1999年FINAL6初戦。西日本会場である阪急西宮スタジアムに姿を現したEASTの雄、リクルートシーガルズ。対するは、今季WESTで優勝候補筆頭の呼び声高かったマイカルベアーズ。
初顔合わせとなったこの対戦。マイカルが地元で戦うこともあって緊迫した展開も予想されたが、昨年度王者は貫禄十分。攻守にわたりマイカルを圧倒し、ファイナルスコア37−7の快勝で西武ドームへと駒を進めた。
「初めての場所。初めての相手。じっくりと様子を見ました」(D.スタント)。
立ち上がりリクルートはランプレーで様子を見る展開。マイカルは3rdダウンコンバージョンでパスアタックを狙うが、ことごとくQBサックで潰されきっかけがつかめない。
ゲームが動いたのは1Q終了間際。自陣15ヤード付近からの3rdダウンロングで、QB松本が放ったパスをDB西田がインターセプト。マイカルが、敵陣34ヤードからと絶好のチャンスを得る。
ショットガンからRB山口へのダイレクトスナップで、ロングゲインを奪うもののホールディングで罰退。しかしこのあとRB杉山、SB菊地のランアタックが決まり、ゴール前13ヤードに迫る。Qタイムを挟んだ2Q、1分30秒。QB夏目からWR竹田へ会心のパスでTD。TFPも決まって、7−0とマイカルが先制する。
「2Qに入ってね、相手の強いところ、弱いところ大体わかりました。あとはシーガルズのフットボールをするだけです」(D.スタント)。
リクルートオフェンスがいきなり火を噴く。自陣42ヤードからのオフェンスはQB松本からWR脇田、河本、堀江へ立て続けにパスをヒット。瞬く間にゴール前1ヤードまで迫ると、最後は中央をRB米田が駆け抜けてTD。わずか2分で同点とする。
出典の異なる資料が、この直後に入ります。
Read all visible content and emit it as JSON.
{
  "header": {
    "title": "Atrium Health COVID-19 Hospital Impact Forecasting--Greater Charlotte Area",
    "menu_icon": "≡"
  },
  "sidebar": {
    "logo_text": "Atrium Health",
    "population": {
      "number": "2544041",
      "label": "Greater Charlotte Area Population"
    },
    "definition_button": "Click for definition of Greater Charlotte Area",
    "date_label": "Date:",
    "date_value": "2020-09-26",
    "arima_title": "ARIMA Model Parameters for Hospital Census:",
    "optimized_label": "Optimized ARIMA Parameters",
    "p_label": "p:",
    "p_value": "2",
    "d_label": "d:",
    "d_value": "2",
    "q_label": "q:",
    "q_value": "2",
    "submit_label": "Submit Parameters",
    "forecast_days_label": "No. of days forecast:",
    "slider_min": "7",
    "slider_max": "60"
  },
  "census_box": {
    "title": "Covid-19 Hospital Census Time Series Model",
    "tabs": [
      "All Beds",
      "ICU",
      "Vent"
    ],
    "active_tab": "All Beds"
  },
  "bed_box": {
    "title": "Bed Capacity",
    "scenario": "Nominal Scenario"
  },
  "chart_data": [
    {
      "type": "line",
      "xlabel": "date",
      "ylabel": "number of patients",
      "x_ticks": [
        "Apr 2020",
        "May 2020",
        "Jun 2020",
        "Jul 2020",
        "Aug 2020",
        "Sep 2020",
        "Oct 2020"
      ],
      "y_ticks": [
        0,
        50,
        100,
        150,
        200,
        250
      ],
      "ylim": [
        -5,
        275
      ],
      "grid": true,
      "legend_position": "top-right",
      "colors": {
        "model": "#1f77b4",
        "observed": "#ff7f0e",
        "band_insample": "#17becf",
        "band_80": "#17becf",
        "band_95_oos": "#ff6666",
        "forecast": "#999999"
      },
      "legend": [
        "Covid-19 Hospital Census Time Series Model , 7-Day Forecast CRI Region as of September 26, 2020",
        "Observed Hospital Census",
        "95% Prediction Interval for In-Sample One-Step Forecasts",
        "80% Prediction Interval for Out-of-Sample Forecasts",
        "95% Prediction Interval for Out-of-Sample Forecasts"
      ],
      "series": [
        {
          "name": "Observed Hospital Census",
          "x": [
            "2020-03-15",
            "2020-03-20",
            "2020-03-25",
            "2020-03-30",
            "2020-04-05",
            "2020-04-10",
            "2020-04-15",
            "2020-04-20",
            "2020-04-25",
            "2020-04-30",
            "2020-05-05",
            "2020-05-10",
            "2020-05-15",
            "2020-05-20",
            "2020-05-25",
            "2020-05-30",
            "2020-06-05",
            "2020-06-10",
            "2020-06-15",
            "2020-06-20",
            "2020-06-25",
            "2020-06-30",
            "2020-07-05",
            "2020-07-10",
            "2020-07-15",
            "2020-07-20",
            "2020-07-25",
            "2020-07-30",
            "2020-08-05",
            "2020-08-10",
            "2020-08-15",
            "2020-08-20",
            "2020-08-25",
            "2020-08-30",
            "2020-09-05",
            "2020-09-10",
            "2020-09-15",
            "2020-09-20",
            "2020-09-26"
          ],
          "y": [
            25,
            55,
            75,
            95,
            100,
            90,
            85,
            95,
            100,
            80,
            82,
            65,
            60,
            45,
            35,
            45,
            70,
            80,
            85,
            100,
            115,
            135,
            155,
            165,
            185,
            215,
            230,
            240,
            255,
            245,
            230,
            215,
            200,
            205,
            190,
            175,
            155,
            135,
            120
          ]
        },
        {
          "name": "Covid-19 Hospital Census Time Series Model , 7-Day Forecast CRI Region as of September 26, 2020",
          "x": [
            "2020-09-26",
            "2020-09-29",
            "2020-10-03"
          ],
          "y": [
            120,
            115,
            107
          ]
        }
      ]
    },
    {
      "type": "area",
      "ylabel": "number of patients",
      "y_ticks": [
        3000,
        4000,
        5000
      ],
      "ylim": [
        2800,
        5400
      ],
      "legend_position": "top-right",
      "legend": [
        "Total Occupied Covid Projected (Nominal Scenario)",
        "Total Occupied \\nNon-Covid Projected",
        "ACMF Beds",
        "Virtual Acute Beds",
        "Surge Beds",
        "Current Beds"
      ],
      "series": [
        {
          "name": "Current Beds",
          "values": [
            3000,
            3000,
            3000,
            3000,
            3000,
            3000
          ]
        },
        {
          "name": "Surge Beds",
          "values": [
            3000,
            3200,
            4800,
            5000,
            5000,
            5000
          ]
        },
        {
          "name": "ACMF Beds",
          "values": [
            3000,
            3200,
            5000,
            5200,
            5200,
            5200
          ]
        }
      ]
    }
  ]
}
2Q6分すぎには、その前のシリーズでエースWR竹田を負傷で失い、焦りの見えるマイカルQB夏目がWR東野に投じたパスを、リクルートDB玉ノ井がインターセプト。この敵陣25ヤードの得点機に、QB松本からWR堀江にワンプレイでTD。14−7とあっさり逆転。
次のリクルートのシリーズ。自陣30ヤードからのオフェンスを、RB中野、WR堀江、SB大久保(勝)、安部らへの5連続パスでゴール前22ヤードまで運ぶと、再びSB大久保にパスが通りTD。TFPは失敗したものの20−7、試合はこの時点で勝負があった。
一度手にしたモメンタムは渡さない。初戦でオンワードにかき回されたリクルートは、一段としたたかなチームになっていた。
後半に入っても、リクルートペースは止まらない。3QのファーストプレーでSB大久保(勝)へ54ヤードロングボムを成功させると、今度は4連続ランプレーで、最後はRB越後のTD。27−7と差を広げる。
マイカルもRB波武名のラン、QB夏目、RB山口らが繰り出すスペシャルプレーで必死の挽回を図るが、リクルートDB寺田のインターセプトに断ち切られるなど、要所でリクルートディフェンスに締められ得点には至らない。
結局、4QにもK大久保(征)の35ヤードFG、RB亀山の6ヤードTDランなどで加点したリクルートが、37−7の圧勝劇でFINAL6の初戦を飾った。
「次は鹿島。とても強い。でも彼らを破らないと日本一は手に入らない」(D.スタント)。
シーガルズの「GULLS QUEST」は、いま始まったばかりだ。